一見して、オキのパラメラは随分短いようです。また、わずかにですが腹側に湾曲しています。♂交尾器を見る限り、下甑島産緑型とオキは別物です。オキは緑型しか出ないので、下甑島産赤型とも別ということになります。

以上、日本産既知種の全ての種が下甑島産と違うとの結論が出たので、この後の絵解き検索は必要無くなりました。

因みに、日本産アオハムシダマシ属には、今坂(2005)以降に、以下の4種が新種記載されています。

〇オオミネオオアオハムシダマシ Arthromacra arimotoi Akita et Masumoto
Akita, K. & K. Masumoto, 2009. New or little-known Tenebrionid species (Coleoptera) from Japan (9). Two new species and new distribution record from Japan. Ent. Rev. Japan, 64(2): 247-253.

〇カメガモリアオハムシダマシ Arthromacra ishizuchiensis Akita
Akita, K., 2011. New or little-known Tenebrionid species (Coleoptera) from Japan (10). Four new species and a new distribution record from Japan.Spec. Publ. Jpn. Soc. Scarabaeoidology, Tokyo, (1): 271-284.

Akita, K. & K. Masumoto, 2012. New or little-known Tenebrionid species (Coleoptera) from Japan (13).
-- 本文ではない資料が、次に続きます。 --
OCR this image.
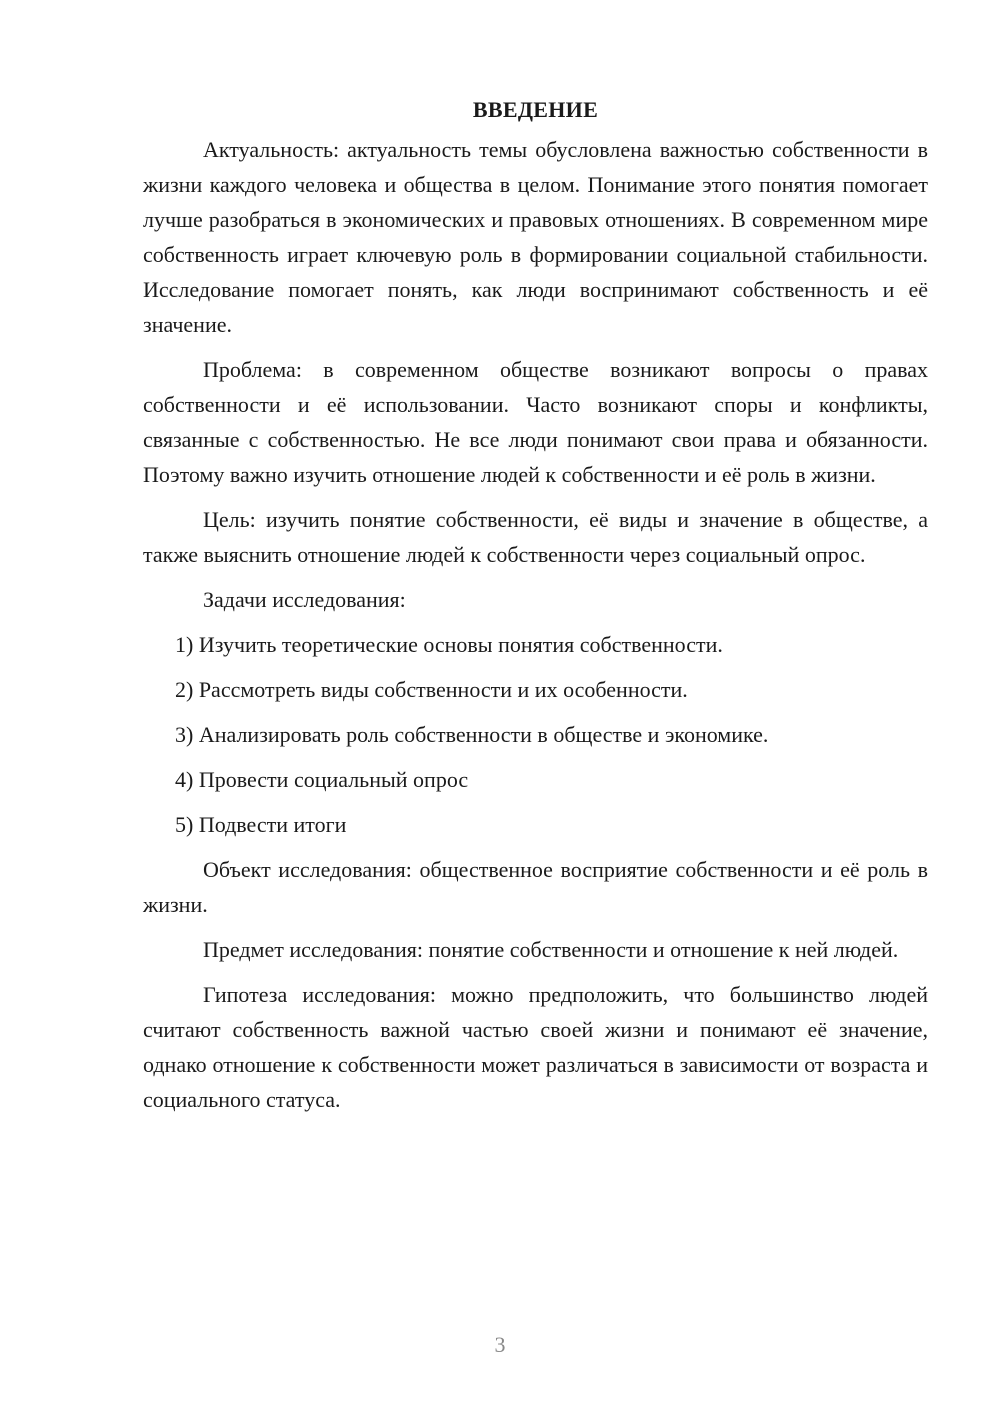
ВВЕДЕНИЕ

Актуальность: актуальность темы обусловлена важностью собственности в жизни каждого человека и общества в целом. Понимание этого понятия помогает лучше разобраться в экономических и правовых отношениях. В современном мире собственность играет ключевую роль в формировании социальной стабильности. Исследование помогает понять, как люди воспринимают собственность и её значение.

Проблема: в современном обществе возникают вопросы о правах собственности и её использовании. Часто возникают споры и конфликты, связанные с собственностью. Не все люди понимают свои права и обязанности. Поэтому важно изучить отношение людей к собственности и её роль в жизни.

Цель: изучить понятие собственности, её виды и значение в обществе, а также выяснить отношение людей к собственности через социальный опрос.

Задачи исследования:

1) Изучить теоретические основы понятия собственности.

2) Рассмотреть виды собственности и их особенности.

3) Анализировать роль собственности в обществе и экономике.

4) Провести социальный опрос

5) Подвести итоги

Объект исследования: общественное восприятие собственности и её роль в жизни.

Предмет исследования: понятие собственности и отношение к ней людей.

Гипотеза исследования: можно предположить, что большинство людей считают собственность важной частью своей жизни и понимают её значение, однако отношение к собственности может различаться в зависимости от возраста и социального статуса.

3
Three new Tenebrionid species from Japan and a replacement of a preoccupied name. Elytra, Tokyo, New Series, 2(2): 207-216.

〇チチブアオハムシダマシ Arthromacra tsurumakii Akita et Masumoto
Akita, K. & K. Masumoto, 2019. New or little-known Tenebrionid species (Coleoptera) from Japan (20). Descriptions of Two new species and new distribution records of Tetragonomenes palpaloides (Nakane, 1963). Elytra, Tokyo, New Series, 9(1): 89-97.

〇セスジアオハムシダマシ Arthromacra kasuga Ando
Ando, K. 2010. A remarkable new species of the genus Arthromacra from Japan (Coleoptera: Tenebrionidae: Lagriinae). Ent. Rev. Japan, 65(2): 241-244.

オオミネとカメガモリは、今坂(2005)において、検視標本が少なくて、不明種として保留した種です。
オオミネは紀伊半島中央部、カメガモリは四国石鎚山系の、それぞれ高地の固有種です。
どちらも、オオアオハムシダマシの近似種なので、分布からも、オオミネは緑光沢のある足から、カメガモリは足全体が黄褐色になることからも、下甑島産の検討からは除外して良いと思われます。

さらに、チチブは暗い紫銅色のハムシダマシで、青~紫~赤~緑と多様な色彩変異を持つアカガネの色彩変異型のようにも思える種です。足の黒色部に緑光沢が無いことも、アカガネと共通です。しかし、示されている♂交尾器の付図のパラメラはごく短く、アカガネの長いパラメラとも、下甑島産緑型・赤型の比較的長いパラメラとも違っています。

最後に、奈良春日山から1♀で記載されたセスジは、上翅の両側に溝を含む顕著な縦陵があり、特異な形態をしています。このような特徴は世界のArthromacra属、あるいは、その近縁属からも知られて無く、その部分を除くと、同時に春日山に多産するアカガネと変わる所は無いので、私はアカガネの極端な奇形と考えています。

以上のように、下甑島産は緑型・赤型共に、日本産既知種全てと異なっていることが明らかになりました。私が下甑島から記録したアオハムシダマシ、ヤクアオハムシダマシ(同定者として)の両方とも誤りと言うことが明らかになったわけです。